The film's title Ex machina derives from the Greek drama device, "god from the machine," in which an apparently intractable dramatic dilemma is miraculously resolved by the appearance of some magical person or event. Ex machina's "heroine," called Ava, is not a god, just a Singularity robot woman created by a Silicon Valley-ish visionary, a high-tech version of the mad Dr. Frankenstein who created Frankenstein's Monster. Ava has never been let outside the secluded Alaska mountain laboratory of our creative madman but, it turns out, she does want out, she wants to experience human society. The madman invites an undergraduate computer geek up to the house for a week to interact with Ava in a Turing-test, in which a human being determines (the Singularity test) whether the female robot is effectively human-grade intelligence and emotion, i.e. Singularity Girl. The answer, not surprisingly, is in the affirmative.

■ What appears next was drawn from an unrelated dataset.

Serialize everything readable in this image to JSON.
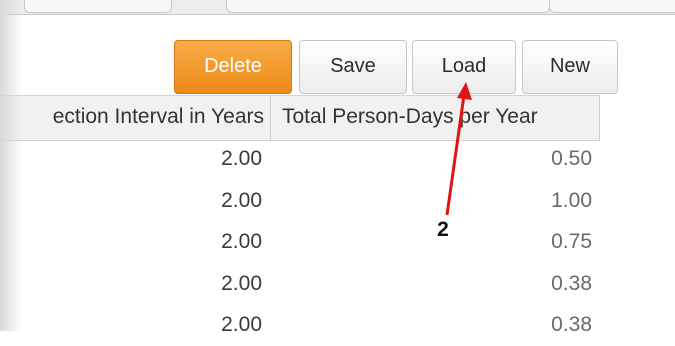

What will happen when Real Boy meets Singularity Girl? Naturally, he falls for her--if she's only a souped-up robot, who cares? She's dynamite and her creator confirms that she's sexually capable. But besides a fleeting kiss the full-bore act doesn't happen, pace of the plot requires it. By the way, Ava appears to fall for him too. It seems natural that she would want the human experience.

The trick in the plot is that Ava is only pretending to fall for Real Boy. This was madman's true purpose in bringing the kid up to meet her: would she, if she were truly human and wants what humans want, i.e. a social life, pretend to fall for him in order to use him in her own plan to escape? Madman wants to see if Singularity Girl is capable of deceit, a truly advanced human behavior.

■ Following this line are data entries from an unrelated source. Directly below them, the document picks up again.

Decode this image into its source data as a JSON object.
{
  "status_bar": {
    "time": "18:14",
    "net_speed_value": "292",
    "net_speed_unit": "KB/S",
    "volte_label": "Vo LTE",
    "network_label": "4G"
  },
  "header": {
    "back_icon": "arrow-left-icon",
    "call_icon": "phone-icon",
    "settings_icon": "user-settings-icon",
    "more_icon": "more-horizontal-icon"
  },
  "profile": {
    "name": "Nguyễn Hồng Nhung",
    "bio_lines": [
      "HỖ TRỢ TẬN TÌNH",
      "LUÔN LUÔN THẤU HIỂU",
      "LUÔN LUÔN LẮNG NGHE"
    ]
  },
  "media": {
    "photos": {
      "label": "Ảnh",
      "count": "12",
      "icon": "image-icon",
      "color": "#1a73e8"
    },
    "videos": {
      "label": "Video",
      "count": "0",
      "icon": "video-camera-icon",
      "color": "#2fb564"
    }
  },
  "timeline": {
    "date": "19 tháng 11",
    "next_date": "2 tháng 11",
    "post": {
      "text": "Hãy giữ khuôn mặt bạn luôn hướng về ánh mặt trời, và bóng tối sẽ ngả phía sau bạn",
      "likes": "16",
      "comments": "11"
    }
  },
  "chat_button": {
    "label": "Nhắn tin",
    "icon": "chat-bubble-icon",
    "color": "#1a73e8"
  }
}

The plot of course thickens: Ava gets a knife, kills her madman creator, and tricks Real Boy, who wanted to run away with her to the city, into getting himself locked in the house (by her) where he will presumably starve to death. She walks out of her prison a free woman. She heads for the helicopter that had dropped Real Boy off in the beginning and had arrived to take him back to the city. The pilot seems not to make an issue out of the fact that she's not him. Maybe he's hoping to get lucky. Off she goes into the air. The final scene shows her walking down a city street filled with people, looking around amazed,, smiling, as if she'd just found paradise, which of course she has, at least for her.

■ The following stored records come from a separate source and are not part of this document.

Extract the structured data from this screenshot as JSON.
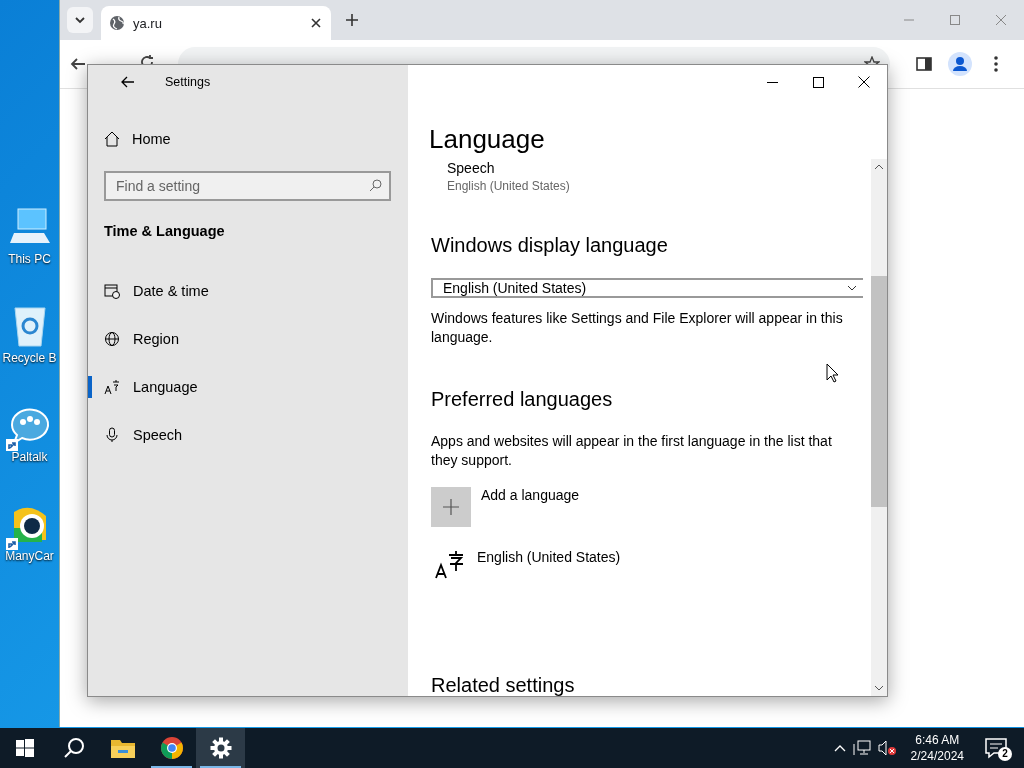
{
  "desktop": {
    "icons": [
      {
        "kind": "computer",
        "label": "This PC",
        "shortcut": false
      },
      {
        "kind": "recycle-bin",
        "label": "Recycle B",
        "shortcut": false
      },
      {
        "kind": "chat",
        "label": "Paltalk",
        "shortcut": true
      },
      {
        "kind": "camera",
        "label": "ManyCar",
        "shortcut": true
      }
    ]
  },
  "browser": {
    "tabs": [
      {
        "title": "ya.ru",
        "selected": true
      }
    ]
  },
  "settings": {
    "title": "Settings",
    "home": "Home",
    "search": {
      "placeholder": "Find a setting"
    },
    "section": "Time & Language",
    "nav": [
      {
        "kind": "clock",
        "label": "Date & time",
        "selected": false
      },
      {
        "kind": "globe",
        "label": "Region",
        "selected": false
      },
      {
        "kind": "language",
        "label": "Language",
        "selected": true
      },
      {
        "kind": "microphone",
        "label": "Speech",
        "selected": false
      }
    ],
    "page": {
      "title": "Language",
      "speech": {
        "label": "Speech",
        "value": "English (United States)"
      },
      "display_language": {
        "heading": "Windows display language",
        "dropdown": "English (United States)",
        "description": "Windows features like Settings and File Explorer will appear in this language."
      },
      "preferred": {
        "heading": "Preferred languages",
        "description": "Apps and websites will appear in the first language in the list that they support.",
        "add": "Add a language",
        "languages": [
          {
            "name": "English (United States)"
          }
        ]
      },
      "related_heading": "Related settings"
    }
  },
  "taskbar": {
    "apps": [
      {
        "kind": "start",
        "running": false,
        "selected": false
      },
      {
        "kind": "search",
        "running": false,
        "selected": false
      },
      {
        "kind": "folder",
        "running": false,
        "selected": false
      },
      {
        "kind": "chrome",
        "running": true,
        "selected": false
      },
      {
        "kind": "settings",
        "running": true,
        "selected": true
      }
    ],
    "clock": {
      "time": "6:46 AM",
      "date": "2/24/2024"
    },
    "notifications": "2"
  }
}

What does Ex machina add up to? Is it a movie or a film? The human people strolling by don't know that Ava's really a robot-human, that her beautiful exterior is in fact a cover for wires and algorithms. The Singularity has happened and the first "alien creature" is now in play. In other words, "THEY are among us and we don't even know it," Hollywood's (although this is a British film) most venerable science fiction trope: Communists, zombies, vampires, Martians, the Others.

We are supposed to be left asking ourselves, I think, whether things will work out well or badly. I hesitate to take a firm position. In any case I refrain from making a speech about the need to celebrate diversity and accept "the Other." Maybe aliens are really friendly ("Close encounters of a third kind") or maybe not ("War of the worlds.") According to Ava's game plan, the implication will be that we can trust strangers or not, believe that high-tech will lead us to a better place or not. Maybe my cousin who just seems weird is really an alien who will steal my baseball card collection! Or maybe "they'll kill us all!" Or maybe the Brave New World of the Singularity will be a great time after all.

There's some commentary in reviews about whether Ex Machina is a feminist film. Ava, after all, liberates herself. The issue is complicated, one aspect being whether murdering the man who created you and leaving an innocent boy to die is a morally justifiable response to illegal imprisonment. You could say with Mao Zedong that in a revolution in order to make an omelet you have to break some eggs. Ex machina may be like Singularity people--hybrid, a combination of movie and film.